Information Leakage
- Elixir and Erlang standard library
- Parameter filter in Phoenix logger
- Phoenix socket messages
- Redacting fields in Ecto schemas
Elixir and Erlang standard library
Please refer to the Secure Coding and Hardening Guidelines chapter on Sensitive Data for more information about features available in the Elixir and Erlang standard library for reducing the risk of accidental data leakage. It explains how to customize the way inspect renders a struct, wrap secrets in closures, and filter sensitive data from stacktraces, among other things.
Parameter filter in Phoenix logger
Phoenix by default logs request parameters for every request. For routes that
accept sensitive data, such as user sign-in, it will be necessary to filter out
those values. This can be done through the
Phoenix.Logger configuration:
config :phoenix, :filter_parameters, ["password", "secret"]
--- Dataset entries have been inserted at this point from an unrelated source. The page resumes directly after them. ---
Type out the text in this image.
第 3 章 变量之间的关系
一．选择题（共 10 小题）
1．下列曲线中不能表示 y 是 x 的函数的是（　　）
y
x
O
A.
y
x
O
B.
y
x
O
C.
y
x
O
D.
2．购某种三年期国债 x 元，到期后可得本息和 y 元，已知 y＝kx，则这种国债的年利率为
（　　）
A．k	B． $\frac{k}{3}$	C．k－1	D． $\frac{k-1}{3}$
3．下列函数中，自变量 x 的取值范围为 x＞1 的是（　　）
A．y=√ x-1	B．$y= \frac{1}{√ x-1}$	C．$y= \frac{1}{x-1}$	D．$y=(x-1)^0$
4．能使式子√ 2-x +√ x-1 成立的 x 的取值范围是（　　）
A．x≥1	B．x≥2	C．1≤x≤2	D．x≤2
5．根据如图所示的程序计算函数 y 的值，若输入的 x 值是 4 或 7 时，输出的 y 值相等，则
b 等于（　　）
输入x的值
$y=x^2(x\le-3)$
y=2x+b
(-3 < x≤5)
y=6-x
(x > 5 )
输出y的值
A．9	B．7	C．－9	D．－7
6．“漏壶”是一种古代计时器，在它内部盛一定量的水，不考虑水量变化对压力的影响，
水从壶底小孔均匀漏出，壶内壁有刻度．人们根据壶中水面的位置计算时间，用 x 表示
By default only parameters that contain the word “password” are filtered. A stronger form of filtering, using an allow-list rather than a deny-list, can be used instead.
Phoenix socket messages
In a LiveView application, form data is submitted over a Phoenix socket, wrapped
in a Phoenix.Socket.Message struct. If the socket process dies unexpectedly,
the message that triggered the error is logged as part of the process
termination report. Unfortunately the Phoenix logger parameter filter does
not prevent sensitive data from being written in this context.
One way to reduce the risk of data leakage would be to implement the Inspect
protocol for the Phoenix.Socket.Message struct, as shown here.
Redacting fields in Ecto schemas
When defining Ecto schemas, individual fields can be marked with
redact: true, to replace the value of those
fields with **redacted** when inspecting. This applies not only to the
schema’s structs, but also Changesets that wrap it: changes to the redacted
fields are also automatically redacted when the Changeset is inspected.